24 Ekim 2011 10:31 tsi
Yirmi eşkenar üçgen yüzlü Moleküllerde ve İslam Sanatı'nda Kuazi Kristaller!

Bu yıl kimya dalındaki Nobel ödülüne, kuazi (yarı) kristallerin yapısını keşfeden Daniel Shechtman layık görüldü.

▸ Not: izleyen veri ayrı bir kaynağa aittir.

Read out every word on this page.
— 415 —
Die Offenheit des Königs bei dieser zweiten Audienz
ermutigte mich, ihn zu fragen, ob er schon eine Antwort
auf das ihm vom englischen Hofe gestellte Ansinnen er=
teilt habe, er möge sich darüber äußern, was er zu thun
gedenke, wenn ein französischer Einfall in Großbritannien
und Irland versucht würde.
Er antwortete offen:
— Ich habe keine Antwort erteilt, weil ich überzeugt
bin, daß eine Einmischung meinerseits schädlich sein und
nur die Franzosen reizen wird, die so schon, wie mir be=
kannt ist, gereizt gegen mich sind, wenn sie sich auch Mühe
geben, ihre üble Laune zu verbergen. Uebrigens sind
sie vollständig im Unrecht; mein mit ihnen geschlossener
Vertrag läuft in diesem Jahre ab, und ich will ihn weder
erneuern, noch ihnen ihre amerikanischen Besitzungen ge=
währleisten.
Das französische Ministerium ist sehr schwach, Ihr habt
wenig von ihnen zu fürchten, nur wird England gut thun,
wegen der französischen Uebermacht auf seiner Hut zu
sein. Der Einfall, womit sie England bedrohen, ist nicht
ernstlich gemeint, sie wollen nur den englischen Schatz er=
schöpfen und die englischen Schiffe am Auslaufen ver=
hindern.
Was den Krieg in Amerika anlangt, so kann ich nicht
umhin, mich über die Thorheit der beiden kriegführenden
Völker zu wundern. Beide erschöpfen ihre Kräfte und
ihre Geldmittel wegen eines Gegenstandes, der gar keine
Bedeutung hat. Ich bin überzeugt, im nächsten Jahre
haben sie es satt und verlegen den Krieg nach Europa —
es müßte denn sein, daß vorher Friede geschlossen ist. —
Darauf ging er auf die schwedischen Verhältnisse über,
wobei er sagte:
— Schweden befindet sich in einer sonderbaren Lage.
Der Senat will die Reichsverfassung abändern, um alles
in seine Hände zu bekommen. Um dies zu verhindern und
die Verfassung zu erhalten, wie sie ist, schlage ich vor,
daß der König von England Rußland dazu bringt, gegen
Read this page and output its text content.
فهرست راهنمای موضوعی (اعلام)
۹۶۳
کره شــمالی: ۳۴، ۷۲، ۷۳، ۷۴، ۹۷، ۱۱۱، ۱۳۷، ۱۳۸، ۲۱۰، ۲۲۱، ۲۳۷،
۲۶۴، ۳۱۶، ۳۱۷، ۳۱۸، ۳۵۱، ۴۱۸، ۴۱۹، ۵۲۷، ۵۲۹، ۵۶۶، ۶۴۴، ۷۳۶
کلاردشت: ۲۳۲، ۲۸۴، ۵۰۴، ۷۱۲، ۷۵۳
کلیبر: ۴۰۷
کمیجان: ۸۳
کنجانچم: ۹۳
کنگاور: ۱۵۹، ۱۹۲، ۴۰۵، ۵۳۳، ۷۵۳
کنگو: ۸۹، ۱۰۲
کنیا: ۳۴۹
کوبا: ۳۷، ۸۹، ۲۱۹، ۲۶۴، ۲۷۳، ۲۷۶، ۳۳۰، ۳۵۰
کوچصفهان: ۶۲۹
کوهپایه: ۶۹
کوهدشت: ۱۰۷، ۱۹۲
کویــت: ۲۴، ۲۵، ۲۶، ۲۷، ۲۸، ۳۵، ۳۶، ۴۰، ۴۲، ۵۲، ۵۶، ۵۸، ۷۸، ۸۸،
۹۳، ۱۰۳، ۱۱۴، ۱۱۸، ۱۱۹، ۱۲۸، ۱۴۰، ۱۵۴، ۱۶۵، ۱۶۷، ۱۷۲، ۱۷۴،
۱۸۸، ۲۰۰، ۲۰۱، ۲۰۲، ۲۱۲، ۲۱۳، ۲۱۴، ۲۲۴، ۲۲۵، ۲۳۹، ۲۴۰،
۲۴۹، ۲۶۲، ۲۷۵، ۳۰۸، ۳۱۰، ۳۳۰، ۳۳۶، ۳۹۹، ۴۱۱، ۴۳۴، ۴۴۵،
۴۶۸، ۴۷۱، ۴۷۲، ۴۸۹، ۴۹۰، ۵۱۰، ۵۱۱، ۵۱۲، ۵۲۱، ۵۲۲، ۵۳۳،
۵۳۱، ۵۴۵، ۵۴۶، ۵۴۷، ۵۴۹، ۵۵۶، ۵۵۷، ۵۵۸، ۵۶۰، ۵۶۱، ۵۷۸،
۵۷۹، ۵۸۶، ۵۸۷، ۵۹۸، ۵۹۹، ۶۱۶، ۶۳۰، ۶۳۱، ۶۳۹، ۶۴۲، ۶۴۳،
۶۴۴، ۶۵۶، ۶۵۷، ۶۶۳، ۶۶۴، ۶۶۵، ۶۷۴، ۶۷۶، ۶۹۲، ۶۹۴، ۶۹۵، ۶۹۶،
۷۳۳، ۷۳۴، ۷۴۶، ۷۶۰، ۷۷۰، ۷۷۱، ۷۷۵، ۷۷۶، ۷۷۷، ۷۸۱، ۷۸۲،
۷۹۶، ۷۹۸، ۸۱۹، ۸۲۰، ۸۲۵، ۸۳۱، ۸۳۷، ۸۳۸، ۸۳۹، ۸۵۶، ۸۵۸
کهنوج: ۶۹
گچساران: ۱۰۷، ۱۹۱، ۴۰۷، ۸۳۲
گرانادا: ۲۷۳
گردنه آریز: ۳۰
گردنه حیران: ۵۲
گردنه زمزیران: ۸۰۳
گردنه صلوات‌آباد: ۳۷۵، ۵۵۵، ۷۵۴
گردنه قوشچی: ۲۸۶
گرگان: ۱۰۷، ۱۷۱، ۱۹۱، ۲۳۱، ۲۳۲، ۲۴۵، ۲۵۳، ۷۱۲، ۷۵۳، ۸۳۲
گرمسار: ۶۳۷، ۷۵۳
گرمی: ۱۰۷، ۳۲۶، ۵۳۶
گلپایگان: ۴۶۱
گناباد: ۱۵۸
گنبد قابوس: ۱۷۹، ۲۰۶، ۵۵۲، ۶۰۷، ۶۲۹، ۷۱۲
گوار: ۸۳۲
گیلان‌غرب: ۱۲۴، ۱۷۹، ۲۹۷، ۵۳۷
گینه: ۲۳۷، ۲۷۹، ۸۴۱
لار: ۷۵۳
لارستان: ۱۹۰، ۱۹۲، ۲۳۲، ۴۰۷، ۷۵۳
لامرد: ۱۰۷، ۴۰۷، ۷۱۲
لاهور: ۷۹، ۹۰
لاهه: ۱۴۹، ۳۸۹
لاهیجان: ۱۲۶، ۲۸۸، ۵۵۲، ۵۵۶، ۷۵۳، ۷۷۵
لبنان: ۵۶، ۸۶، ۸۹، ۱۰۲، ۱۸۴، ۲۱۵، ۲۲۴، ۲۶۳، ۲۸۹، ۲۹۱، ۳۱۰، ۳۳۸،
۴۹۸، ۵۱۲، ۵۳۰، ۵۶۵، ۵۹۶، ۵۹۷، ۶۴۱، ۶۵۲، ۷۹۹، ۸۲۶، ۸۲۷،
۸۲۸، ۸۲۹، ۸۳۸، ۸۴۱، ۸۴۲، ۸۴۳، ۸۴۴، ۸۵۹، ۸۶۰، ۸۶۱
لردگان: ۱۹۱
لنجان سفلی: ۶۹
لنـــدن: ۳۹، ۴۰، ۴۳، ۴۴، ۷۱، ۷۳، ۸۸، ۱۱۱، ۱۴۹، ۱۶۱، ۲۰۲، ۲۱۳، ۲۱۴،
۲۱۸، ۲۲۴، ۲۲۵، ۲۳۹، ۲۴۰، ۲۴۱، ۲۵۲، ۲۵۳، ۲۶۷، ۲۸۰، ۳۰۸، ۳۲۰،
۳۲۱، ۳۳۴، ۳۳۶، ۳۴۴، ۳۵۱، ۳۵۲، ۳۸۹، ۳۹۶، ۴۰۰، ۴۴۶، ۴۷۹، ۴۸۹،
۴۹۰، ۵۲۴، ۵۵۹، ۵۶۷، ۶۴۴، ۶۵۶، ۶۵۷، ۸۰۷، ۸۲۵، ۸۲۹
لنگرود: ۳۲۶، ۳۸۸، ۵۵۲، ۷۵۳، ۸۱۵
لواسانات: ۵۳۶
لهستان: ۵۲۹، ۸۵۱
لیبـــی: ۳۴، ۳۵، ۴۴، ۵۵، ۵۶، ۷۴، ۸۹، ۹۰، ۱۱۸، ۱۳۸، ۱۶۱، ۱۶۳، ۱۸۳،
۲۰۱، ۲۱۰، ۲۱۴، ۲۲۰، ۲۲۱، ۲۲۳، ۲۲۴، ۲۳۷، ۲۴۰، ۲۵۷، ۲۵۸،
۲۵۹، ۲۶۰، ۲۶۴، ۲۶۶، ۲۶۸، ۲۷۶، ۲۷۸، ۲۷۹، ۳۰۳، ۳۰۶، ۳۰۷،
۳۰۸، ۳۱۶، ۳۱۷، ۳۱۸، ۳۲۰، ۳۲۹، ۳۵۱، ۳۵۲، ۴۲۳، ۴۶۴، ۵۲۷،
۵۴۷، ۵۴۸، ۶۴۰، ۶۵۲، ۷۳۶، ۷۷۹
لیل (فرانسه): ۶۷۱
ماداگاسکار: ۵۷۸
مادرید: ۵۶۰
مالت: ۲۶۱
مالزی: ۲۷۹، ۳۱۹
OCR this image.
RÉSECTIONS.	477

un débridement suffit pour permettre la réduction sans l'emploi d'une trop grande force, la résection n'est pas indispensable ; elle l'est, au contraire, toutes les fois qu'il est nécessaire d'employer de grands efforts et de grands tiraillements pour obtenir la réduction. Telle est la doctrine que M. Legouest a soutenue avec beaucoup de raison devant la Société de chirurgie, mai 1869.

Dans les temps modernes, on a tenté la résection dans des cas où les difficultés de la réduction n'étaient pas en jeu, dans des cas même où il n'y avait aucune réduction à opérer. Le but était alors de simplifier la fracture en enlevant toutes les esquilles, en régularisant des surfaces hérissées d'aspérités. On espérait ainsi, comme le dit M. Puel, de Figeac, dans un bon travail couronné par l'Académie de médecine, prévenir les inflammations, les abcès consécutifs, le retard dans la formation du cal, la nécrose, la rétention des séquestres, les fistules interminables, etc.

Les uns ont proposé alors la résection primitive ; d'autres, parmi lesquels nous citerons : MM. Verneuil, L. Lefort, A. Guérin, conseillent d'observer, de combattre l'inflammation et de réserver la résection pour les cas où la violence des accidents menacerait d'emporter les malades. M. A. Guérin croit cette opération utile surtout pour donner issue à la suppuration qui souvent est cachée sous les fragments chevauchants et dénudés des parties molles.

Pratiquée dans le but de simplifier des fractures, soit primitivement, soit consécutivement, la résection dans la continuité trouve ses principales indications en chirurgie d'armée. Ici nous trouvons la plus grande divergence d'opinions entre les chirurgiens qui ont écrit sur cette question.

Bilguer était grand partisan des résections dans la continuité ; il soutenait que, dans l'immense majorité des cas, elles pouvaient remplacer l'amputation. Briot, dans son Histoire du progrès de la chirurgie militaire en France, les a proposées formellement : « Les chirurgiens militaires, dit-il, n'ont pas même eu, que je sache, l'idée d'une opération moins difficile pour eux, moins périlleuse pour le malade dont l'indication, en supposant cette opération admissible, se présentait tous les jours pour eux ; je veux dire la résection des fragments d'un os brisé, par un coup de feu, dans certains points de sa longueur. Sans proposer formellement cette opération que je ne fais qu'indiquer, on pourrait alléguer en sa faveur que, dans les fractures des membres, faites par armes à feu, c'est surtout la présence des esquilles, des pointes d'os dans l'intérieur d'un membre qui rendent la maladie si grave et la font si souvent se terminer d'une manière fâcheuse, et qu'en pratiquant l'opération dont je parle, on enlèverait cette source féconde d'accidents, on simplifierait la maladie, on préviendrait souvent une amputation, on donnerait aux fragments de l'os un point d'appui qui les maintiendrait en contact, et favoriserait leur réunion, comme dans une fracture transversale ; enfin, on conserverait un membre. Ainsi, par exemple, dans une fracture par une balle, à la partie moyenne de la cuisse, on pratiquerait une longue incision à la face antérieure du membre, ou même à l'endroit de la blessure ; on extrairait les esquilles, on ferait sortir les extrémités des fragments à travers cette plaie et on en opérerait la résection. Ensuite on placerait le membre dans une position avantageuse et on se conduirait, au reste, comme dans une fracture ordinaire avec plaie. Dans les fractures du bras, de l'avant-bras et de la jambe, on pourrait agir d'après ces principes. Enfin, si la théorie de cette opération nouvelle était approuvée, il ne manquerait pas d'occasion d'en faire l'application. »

İlk olarak 1912 yılında Alman fizikçi Laue'nin gözlemlediği, birkaç atomun bir araya gelerek oluşturduğu maddeler üzerine fizikçi ve kimyacılar zaman içinde bir model geliştirdi. Moleküller, aralarında boşluk kalmayacak biçimde bir araya geliyordu ve belirli aralıklarla kendilerini tekrar ediyorlardı. Dörtlü bir simetriyi temsil eden kare, üçlü simetriyi temsil eden eşkenar üçgenler gibi. Ancak moleküllerin beşgen olamayacağı düşünülüyordu. Çünkü beşgenler yan yana geldiklerinde aralarında boşluklar oluyordu ve oluşan biçim kendini tekrar edemezdi. Fakat 1982'de ABD'de çalışmakta olan İsrailli kimyacı Dan Shechtman, elektron mikroskobunda alüminyum oksit ve magneyyumoksitlere bakarken beşli ve onlu simetri gördü.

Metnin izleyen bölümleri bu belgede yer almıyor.